In other words we have witnessed a paradigm shift represented in this new activism
(which of course has many elements of old ideas drawn from the PLO 1968 charter
and activist groups such as Abna al-Balad, Matzpen, the PFLP and PDFLP which are
updated to the current reality and which were deserted in 1993 in the name of
realpolitik). The new paradigm insists on analyzing Israel as a settler colonialist state
of the 21st century whose ideology is the main and principal obstacle for peace and
seeks peaceful means of changing this regime for the sake of everyone living there
and those who were expelled from there.

Activism for the sake of activism is useless. It has to be based on an analysis and
suggest a prognosis. For this work activism for the sake of activism is useless it has
to be connected to a clear analysis and prognosis. Zionism was and is a settler
colonialist movement and Israel is a settler colonialist state and as long as this stay
like this, even withdrawal from part of the West Bank and the Gaza Strip and the
creation of a Bantustan there would not end the dispossession and the ethnic
cleansing that began in 1948. Bantustans did not end Apartheid in South Africa.
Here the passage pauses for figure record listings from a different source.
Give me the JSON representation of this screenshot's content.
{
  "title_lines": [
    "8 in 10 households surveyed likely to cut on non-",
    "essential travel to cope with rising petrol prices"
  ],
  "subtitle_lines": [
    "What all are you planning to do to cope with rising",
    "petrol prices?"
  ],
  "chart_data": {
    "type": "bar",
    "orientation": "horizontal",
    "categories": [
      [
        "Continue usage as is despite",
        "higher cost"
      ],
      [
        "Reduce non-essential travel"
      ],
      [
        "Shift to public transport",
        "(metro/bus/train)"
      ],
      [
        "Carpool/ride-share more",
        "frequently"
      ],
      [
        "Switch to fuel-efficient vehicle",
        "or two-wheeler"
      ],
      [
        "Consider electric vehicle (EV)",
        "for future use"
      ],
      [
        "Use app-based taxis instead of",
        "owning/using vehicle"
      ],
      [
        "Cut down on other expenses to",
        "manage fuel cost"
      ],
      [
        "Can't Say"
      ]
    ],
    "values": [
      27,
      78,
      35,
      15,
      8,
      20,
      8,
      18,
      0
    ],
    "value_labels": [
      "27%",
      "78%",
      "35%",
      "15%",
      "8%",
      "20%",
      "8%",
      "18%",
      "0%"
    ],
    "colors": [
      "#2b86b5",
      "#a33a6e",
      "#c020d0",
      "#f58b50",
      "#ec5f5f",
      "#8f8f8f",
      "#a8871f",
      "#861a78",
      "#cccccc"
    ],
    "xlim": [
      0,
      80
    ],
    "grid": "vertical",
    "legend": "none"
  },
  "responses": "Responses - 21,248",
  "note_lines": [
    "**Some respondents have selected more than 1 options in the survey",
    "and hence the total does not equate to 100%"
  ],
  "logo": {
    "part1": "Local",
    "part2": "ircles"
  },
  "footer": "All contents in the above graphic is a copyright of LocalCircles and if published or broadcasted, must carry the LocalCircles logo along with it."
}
The new movement, in which the meeting in Stuttgart, was an important landmark, is
galvanizing OUTSIDE support for Palestine and the Palestinians. It is not, and can
not, be concerned with the question of Palestinian representation – this can only be
resolved by the Palestinians themselves, or how best is for the Israeli Jews to accept
the responsibility for the ethnic cleansing of Palestine and how to move on to a
different future where both Arabs and Jews can live together. But in Stuttgart,
especially on the podium there was a sizable representation for both Palestinians
and Israelis and therefore the declaration wisely describe both their aspirations,
supported morally by others, and an outline for action in Europe for bringing an end
for the dispossession of Palestine – not just in small parts of it.

It is not ridiculous to aspire for a regime change in Israel; it is not naïve to envision a
state where everyone is equal and it is not unrealistic to work for the unconditional
return of the Palestinian refugees to their homes. Moreover, such wishes do not
obstruct the struggle against the current daily Israeli abuses in the land of Palestine;
on the contrary, it gives the only possible rational explanation why we should oppose
with the same commitment and moral force the demolition of houses in Jerusalem, in
the Negev and in the Gaza Strip.

Stuttgart was a station, and the train continues now elsewhere to campuses in
America, Churches in England and union halls in Europe. Hopefully it will get to
synagogues as well and there is no need to confuse the struggle against Zionism,
with anything else. This is as it is a formidable ideology, with a state and an army that
harmed not only Palestinians but also Jews wherever they are, including in Israel.
We should thank the organizers, sign the declaration, and move on. Palestine can
not wait for the internal German misgivings and inhibitions. We should boycott,
sanction and divest as this is the only way forward for us from the outside so that
both peoples in the inside would have fair chance to build a better future.